The plan has faced stiff criticism, including a petition signed by thousands of residents.

Opponents argue that blocking Camillien-Houde Way will reduce access to the mountain and create a barrier between the city’s east and west ends.

A public consultation process on a permanent solution is scheduled to take place this fall.

Lookout access questioned

The coroner’s report cites the debate surrounding safety on the mountain and said that a solution “is not easy to find.”

However, Brochu also poses questions about the safety of the lookout which are not addressed by the city’s traffic-calming measures.

Only eastbound drivers can access the lookout, which is located on the Plateau side of the mountain.

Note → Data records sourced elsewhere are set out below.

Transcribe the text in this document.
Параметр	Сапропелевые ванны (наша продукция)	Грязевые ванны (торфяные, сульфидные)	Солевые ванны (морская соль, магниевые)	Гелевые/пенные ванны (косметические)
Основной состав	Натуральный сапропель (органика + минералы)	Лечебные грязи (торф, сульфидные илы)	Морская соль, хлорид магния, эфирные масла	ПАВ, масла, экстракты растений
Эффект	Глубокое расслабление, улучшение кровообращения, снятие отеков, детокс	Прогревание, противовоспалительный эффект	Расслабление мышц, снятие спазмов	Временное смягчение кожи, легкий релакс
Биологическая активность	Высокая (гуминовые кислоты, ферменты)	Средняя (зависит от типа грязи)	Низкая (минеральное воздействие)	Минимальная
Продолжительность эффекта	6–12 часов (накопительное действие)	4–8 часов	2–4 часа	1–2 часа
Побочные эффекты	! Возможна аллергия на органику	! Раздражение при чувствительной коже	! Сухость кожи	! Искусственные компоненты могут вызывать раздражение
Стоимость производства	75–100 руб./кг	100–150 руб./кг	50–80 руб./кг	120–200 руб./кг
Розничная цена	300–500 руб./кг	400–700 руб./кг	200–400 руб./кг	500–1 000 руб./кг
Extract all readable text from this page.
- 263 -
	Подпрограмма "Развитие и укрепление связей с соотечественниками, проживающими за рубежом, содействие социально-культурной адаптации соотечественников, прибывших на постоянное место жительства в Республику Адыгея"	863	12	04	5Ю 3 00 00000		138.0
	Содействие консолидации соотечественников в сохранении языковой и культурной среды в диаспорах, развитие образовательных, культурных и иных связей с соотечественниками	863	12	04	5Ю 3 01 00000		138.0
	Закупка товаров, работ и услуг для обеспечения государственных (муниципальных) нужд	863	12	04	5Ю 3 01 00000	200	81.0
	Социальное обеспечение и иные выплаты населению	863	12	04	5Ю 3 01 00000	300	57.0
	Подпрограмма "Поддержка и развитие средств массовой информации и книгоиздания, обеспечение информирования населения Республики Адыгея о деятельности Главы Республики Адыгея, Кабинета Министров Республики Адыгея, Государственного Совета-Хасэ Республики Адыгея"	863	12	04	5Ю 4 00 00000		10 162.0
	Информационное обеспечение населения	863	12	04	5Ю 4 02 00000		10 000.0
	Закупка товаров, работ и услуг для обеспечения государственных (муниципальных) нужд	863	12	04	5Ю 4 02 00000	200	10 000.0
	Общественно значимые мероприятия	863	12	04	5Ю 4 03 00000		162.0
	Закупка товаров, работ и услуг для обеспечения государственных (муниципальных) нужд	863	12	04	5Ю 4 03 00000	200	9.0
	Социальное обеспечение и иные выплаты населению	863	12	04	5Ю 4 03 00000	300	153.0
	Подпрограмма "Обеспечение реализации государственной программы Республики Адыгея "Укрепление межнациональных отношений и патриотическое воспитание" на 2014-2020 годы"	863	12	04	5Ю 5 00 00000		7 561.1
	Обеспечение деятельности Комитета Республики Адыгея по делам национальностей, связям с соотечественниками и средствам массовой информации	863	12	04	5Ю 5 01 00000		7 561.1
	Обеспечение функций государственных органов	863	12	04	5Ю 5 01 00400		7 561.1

That means westbound drivers must drive several hundred metres past the lookout to the parking lot near Smith House before there is an opportunity to turn around.

The SUV driver whose illegal U-turn led to Ouimet’s fatal crash had been travelling eastbound but attempted to turn around just before a concrete barrier that separates the east and west lanes of Camillien-Houde, about 200 metres past the lookout.

The collision took place as an SUV attempted to make a U-Turn just past the end of the concrete barriers separating the east and west lanes. (Julie Marceau/Radio-Canada)

Brochu’s report does not offer recommendations on how to make this route safer for road users, but the coroner does ask if it’s not time to address the issue of access and restrictions for vehicular traffic.  

“Is it still necessary to allow access to the vehicle lookout?” Brochu asks.

“If the answer to this question is yes, then how do you find a way to access and exit it from both west and east?”

Brochu’s sole recommendation is that the city “put in place the most appropriate measures to ensure the safety of vulnerable users in the traffic lanes of Mount Royal Park.”

According to figures from the Montreal police, there have been three crashes involving cyclists and vehicles at the same point just beyond the lookout since 2015.